In the morning, my work computer prompted me that my password was going to expire, but what confused me was that it needn’t a password to login at all. Each time I started my computer only by hitting Enter to enter the desktop directly. What can I do to stop it popping up to annoy me?
Windows may notify you login screen that your password is expired and ask whether you want to change it now or not. Its purpose is to help enforce password policies. Generally, the default time limit that allows users to change their password before expiration is 14 days. In Windows 7 and Windows Server 2008 R2, the default time limit is 5 days.
You right click My Computer and choose Manage option to open Computer Management window, and later double click Local Users and Groups, choose Users file. When it shows you all the accounts, double click the account you want to turn off its password expiration. Later tick in the check box before Password never expires option. Click OK is done. And you will get rid of frequent prompts to change your password.
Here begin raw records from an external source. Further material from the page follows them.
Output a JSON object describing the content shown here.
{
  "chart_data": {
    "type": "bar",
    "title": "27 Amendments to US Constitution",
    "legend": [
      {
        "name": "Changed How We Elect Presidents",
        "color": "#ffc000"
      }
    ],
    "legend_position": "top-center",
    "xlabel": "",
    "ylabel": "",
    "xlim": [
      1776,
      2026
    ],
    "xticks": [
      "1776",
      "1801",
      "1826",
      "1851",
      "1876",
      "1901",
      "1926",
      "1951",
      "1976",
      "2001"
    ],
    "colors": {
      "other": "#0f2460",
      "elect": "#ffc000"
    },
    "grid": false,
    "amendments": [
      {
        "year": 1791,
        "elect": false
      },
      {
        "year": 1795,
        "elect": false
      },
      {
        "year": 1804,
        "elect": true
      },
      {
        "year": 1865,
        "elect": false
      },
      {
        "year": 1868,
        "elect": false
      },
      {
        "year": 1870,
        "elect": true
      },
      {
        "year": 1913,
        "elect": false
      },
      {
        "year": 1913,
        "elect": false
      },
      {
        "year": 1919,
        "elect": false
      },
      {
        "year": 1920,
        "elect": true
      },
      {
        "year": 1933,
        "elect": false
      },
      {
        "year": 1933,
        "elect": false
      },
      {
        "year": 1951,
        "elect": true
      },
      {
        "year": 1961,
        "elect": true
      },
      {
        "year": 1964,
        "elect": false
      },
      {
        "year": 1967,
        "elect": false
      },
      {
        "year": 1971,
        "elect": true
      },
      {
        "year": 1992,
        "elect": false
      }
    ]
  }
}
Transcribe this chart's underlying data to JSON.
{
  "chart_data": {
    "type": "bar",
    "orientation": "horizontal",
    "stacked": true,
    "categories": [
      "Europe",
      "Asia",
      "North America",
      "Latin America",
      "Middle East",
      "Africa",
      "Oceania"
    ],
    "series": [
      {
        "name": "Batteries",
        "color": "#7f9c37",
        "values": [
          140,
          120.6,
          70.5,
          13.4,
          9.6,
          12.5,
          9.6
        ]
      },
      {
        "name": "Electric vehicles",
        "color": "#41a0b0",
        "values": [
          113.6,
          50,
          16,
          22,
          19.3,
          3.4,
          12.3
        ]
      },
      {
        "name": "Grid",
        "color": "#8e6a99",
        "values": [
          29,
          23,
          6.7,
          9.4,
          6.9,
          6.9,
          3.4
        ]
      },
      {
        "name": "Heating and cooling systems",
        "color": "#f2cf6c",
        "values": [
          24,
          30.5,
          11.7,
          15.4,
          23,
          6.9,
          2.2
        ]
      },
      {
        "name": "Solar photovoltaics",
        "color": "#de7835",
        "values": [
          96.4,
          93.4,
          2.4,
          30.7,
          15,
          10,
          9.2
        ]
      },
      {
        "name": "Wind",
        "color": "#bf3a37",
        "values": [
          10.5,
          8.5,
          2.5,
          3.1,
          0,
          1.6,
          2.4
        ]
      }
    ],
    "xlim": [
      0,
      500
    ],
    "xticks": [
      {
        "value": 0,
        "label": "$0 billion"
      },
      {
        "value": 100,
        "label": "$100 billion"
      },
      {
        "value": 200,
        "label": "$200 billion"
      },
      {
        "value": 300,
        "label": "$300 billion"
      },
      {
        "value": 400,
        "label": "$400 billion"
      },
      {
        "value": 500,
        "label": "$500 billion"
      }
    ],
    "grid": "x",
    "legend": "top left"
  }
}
Open an elevated command prompt and type in the following command:
net accounts/maxpwage:unlimited
The disadvantage of this option is that it set the maximum password age for all accounts on your computer to unlimited.
If you want to turn off password expiration for an individual user account, you can execute the command as follow:
WMIC USERACCOUNT WHERE Name= ‘XXXX’ SET PasswordExpires=FALSE
By choosing one of the above two methods, you can turn off password expiration to your specific user account easily and won’t bothered again by the prompts.